When you or your organization start to use velocity as a goal, rather than a detective control to determine if your process is out of whack or a planning tool to determine how many iterations the current backlog will take to complete, then you are using the wrong tool for the wrong job. Velocity is simply statistical data; it is not a tool for developing fixed-scope schedules or delivery dates.
Use your real velocity to determine how many iterations you are likely to need to complete a given set of stories. Your Product Owner can then adjust the project's scope to change the number of estimated iterations required to meet management goals, but he can't manufacture velocity (incorrectly pronounced "productivity") by gaming the numbers.
Keeping Costs Visible
No invisible work, ever!
— CodeGnome's Law of Transparency
When you say that it sometimes takes five iterations for some design element to be approved, that isn't inherently bad. Iterative development often means things get refined or redone multiple times. However, if designs aren't being completed during a single iteration, it often means there's a process problem such as a lack of cross-functional team skills or a poorly-designed feedback loop in the design process.

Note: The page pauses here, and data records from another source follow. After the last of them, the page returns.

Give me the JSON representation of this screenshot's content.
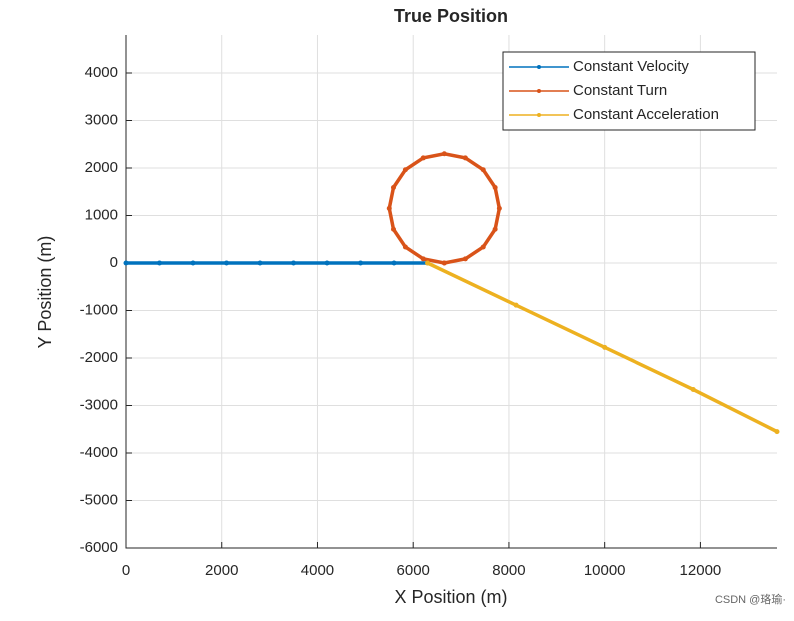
{
  "chart_data": {
    "type": "line",
    "title": "True Position",
    "x_label": "X Position (m)",
    "y_label": "Y Position (m)",
    "xlim": [
      0,
      13600
    ],
    "ylim": [
      -6000,
      4800
    ],
    "xticks": [
      0,
      2000,
      4000,
      6000,
      8000,
      10000,
      12000
    ],
    "yticks": [
      -6000,
      -5000,
      -4000,
      -3000,
      -2000,
      -1000,
      0,
      1000,
      2000,
      3000,
      4000
    ],
    "grid": true,
    "legend": "top-right",
    "series": [
      {
        "name": "Constant Velocity",
        "color": "#0072bd",
        "x": [
          0,
          700,
          1400,
          2100,
          2800,
          3500,
          4200,
          4900,
          5600,
          6300
        ],
        "values": [
          0,
          0,
          0,
          0,
          0,
          0,
          0,
          0,
          0,
          0
        ]
      },
      {
        "name": "Constant Turn",
        "color": "#d95319",
        "x": [
          6650,
          7090,
          7463,
          7712,
          7800,
          7712,
          7463,
          7090,
          6650,
          6210,
          5837,
          5588,
          5500,
          5588,
          5837,
          6210,
          6650
        ],
        "values": [
          0,
          88,
          337,
          710,
          1150,
          1590,
          1963,
          2212,
          2300,
          2212,
          1963,
          1590,
          1150,
          710,
          337,
          88,
          0
        ]
      },
      {
        "name": "Constant Acceleration",
        "color": "#edb120",
        "x": [
          6300,
          8150,
          10000,
          11850,
          13600
        ],
        "values": [
          0,
          -888,
          -1775,
          -2663,
          -3550
        ]
      }
    ],
    "watermark": "CSDN @珞瑜·"
  }
}
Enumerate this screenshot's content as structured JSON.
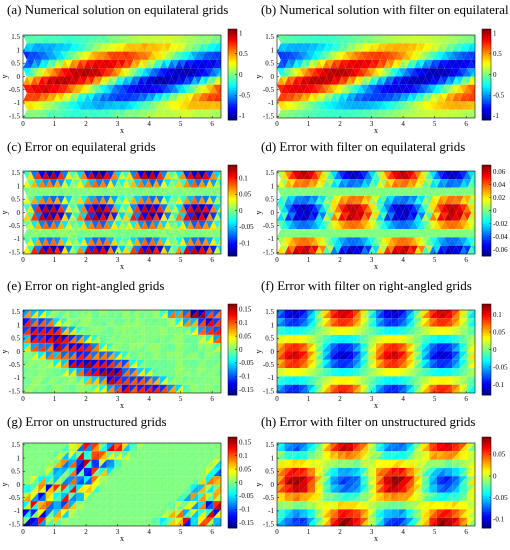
{
  "chart_data": [
    {
      "id": "a",
      "type": "heatmap",
      "title": "(a) Numerical solution on equilateral grids",
      "grid": "equilateral",
      "field": "solution",
      "filtered": false,
      "xlabel": "x",
      "ylabel": "y",
      "xlim": [
        0,
        6.28
      ],
      "ylim": [
        -1.57,
        1.57
      ],
      "xticks": [
        "0",
        "1",
        "2",
        "3",
        "4",
        "5",
        "6"
      ],
      "yticks": [
        "1.5",
        "1",
        "0.5",
        "0",
        "-0.5",
        "-1",
        "-1.5"
      ],
      "clim": [
        -1.1,
        1.1
      ],
      "cticks": [
        "1",
        "0.5",
        "0",
        "-0.5",
        "-1"
      ],
      "colormap": "jet"
    },
    {
      "id": "b",
      "type": "heatmap",
      "title": "(b) Numerical solution with filter on equilateral grids",
      "grid": "equilateral",
      "field": "solution",
      "filtered": true,
      "xlabel": "x",
      "ylabel": "y",
      "xlim": [
        0,
        6.28
      ],
      "ylim": [
        -1.57,
        1.57
      ],
      "xticks": [
        "0",
        "1",
        "2",
        "3",
        "4",
        "5",
        "6"
      ],
      "yticks": [
        "1.5",
        "1",
        "0.5",
        "0",
        "-0.5",
        "-1",
        "-1.5"
      ],
      "clim": [
        -1.1,
        1.1
      ],
      "cticks": [
        "1",
        "0.5",
        "0",
        "-0.5",
        "-1"
      ],
      "colormap": "jet"
    },
    {
      "id": "c",
      "type": "heatmap",
      "title": "(c) Error on equilateral grids",
      "grid": "equilateral",
      "field": "error",
      "filtered": false,
      "xlabel": "x",
      "ylabel": "y",
      "xlim": [
        0,
        6.28
      ],
      "ylim": [
        -1.57,
        1.57
      ],
      "xticks": [
        "0",
        "1",
        "2",
        "3",
        "4",
        "5",
        "6"
      ],
      "yticks": [
        "1.5",
        "1",
        "0.5",
        "0",
        "-0.5",
        "-1",
        "-1.5"
      ],
      "clim": [
        -0.14,
        0.14
      ],
      "cticks": [
        "0.1",
        "0.05",
        "0",
        "-0.05",
        "-0.1"
      ],
      "colormap": "jet"
    },
    {
      "id": "d",
      "type": "heatmap",
      "title": "(d) Error with filter on equilateral grids",
      "grid": "equilateral",
      "field": "error",
      "filtered": true,
      "xlabel": "x",
      "ylabel": "y",
      "xlim": [
        0,
        6.28
      ],
      "ylim": [
        -1.57,
        1.57
      ],
      "xticks": [
        "0",
        "1",
        "2",
        "3",
        "4",
        "5",
        "6"
      ],
      "yticks": [
        "1.5",
        "1",
        "0.5",
        "0",
        "-0.5",
        "-1",
        "-1.5"
      ],
      "clim": [
        -0.07,
        0.07
      ],
      "cticks": [
        "0.06",
        "0.04",
        "0.02",
        "0",
        "-0.02",
        "-0.04",
        "-0.06"
      ],
      "colormap": "jet"
    },
    {
      "id": "e",
      "type": "heatmap",
      "title": "(e) Error on right-angled grids",
      "grid": "right-angled",
      "field": "error",
      "filtered": false,
      "xlabel": "x",
      "ylabel": "y",
      "xlim": [
        0,
        6.28
      ],
      "ylim": [
        -1.57,
        1.57
      ],
      "xticks": [
        "0",
        "1",
        "2",
        "3",
        "4",
        "5",
        "6"
      ],
      "yticks": [
        "1.5",
        "1",
        "0.5",
        "0",
        "-0.5",
        "-1",
        "-1.5"
      ],
      "clim": [
        -0.17,
        0.17
      ],
      "cticks": [
        "0.15",
        "0.1",
        "0.05",
        "0",
        "-0.05",
        "-0.1",
        "-0.15"
      ],
      "colormap": "jet"
    },
    {
      "id": "f",
      "type": "heatmap",
      "title": "(f) Error with filter on right-angled grids",
      "grid": "right-angled",
      "field": "error",
      "filtered": true,
      "xlabel": "x",
      "ylabel": "y",
      "xlim": [
        0,
        6.28
      ],
      "ylim": [
        -1.57,
        1.57
      ],
      "xticks": [
        "0",
        "1",
        "2",
        "3",
        "4",
        "5",
        "6"
      ],
      "yticks": [
        "1.5",
        "1",
        "0.5",
        "0",
        "-0.5",
        "-1",
        "-1.5"
      ],
      "clim": [
        -0.13,
        0.13
      ],
      "cticks": [
        "0.1",
        "0.05",
        "0",
        "-0.05",
        "-0.1"
      ],
      "colormap": "jet"
    },
    {
      "id": "g",
      "type": "heatmap",
      "title": "(g) Error on unstructured grids",
      "grid": "unstructured",
      "field": "error",
      "filtered": false,
      "xlabel": "x",
      "ylabel": "y",
      "xlim": [
        0,
        6.28
      ],
      "ylim": [
        -1.57,
        1.57
      ],
      "xticks": [
        "0",
        "1",
        "2",
        "3",
        "4",
        "5",
        "6"
      ],
      "yticks": [
        "1.5",
        "1",
        "0.5",
        "0",
        "-0.5",
        "-1",
        "-1.5"
      ],
      "clim": [
        -0.17,
        0.17
      ],
      "cticks": [
        "0.15",
        "0.1",
        "0.05",
        "0",
        "-0.05",
        "-0.1",
        "-0.15"
      ],
      "colormap": "jet"
    },
    {
      "id": "h",
      "type": "heatmap",
      "title": "(h) Error with filter on unstructured grids",
      "grid": "unstructured",
      "field": "error",
      "filtered": true,
      "xlabel": "x",
      "ylabel": "y",
      "xlim": [
        0,
        6.28
      ],
      "ylim": [
        -1.57,
        1.57
      ],
      "xticks": [
        "0",
        "1",
        "2",
        "3",
        "4",
        "5",
        "6"
      ],
      "yticks": [
        "1.5",
        "1",
        "0.5",
        "0",
        "-0.5",
        "-1",
        "-1.5"
      ],
      "clim": [
        -0.12,
        0.09
      ],
      "cticks": [
        "0.05",
        "0",
        "-0.05",
        "-0.1"
      ],
      "colormap": "jet"
    }
  ]
}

Whether the multiple iterations to refine a design are good or bad is a judgment call for the organization. In either case, they represent a cost to the project, and this cost should always be visible. If it's simply the cost of doing business in your organization to do multiple redesigns, then this should be looked at as an acceptable cost, and there's no reason to sweep it under the rug. If it's considered sub-optimal, then the organization needs to keep that cost visible as a constant reminder that the relevant processes should be inspected and adapted until the cost becomes acceptable.
Visible costs are the grease that keeps the agile wheels turning smoothly. Costs that are higher than expected are a call to action, and their existence means that your process is properly detecting those higher-than-expected costs. This is not a process failure, but a process opportunity. Treat it as such.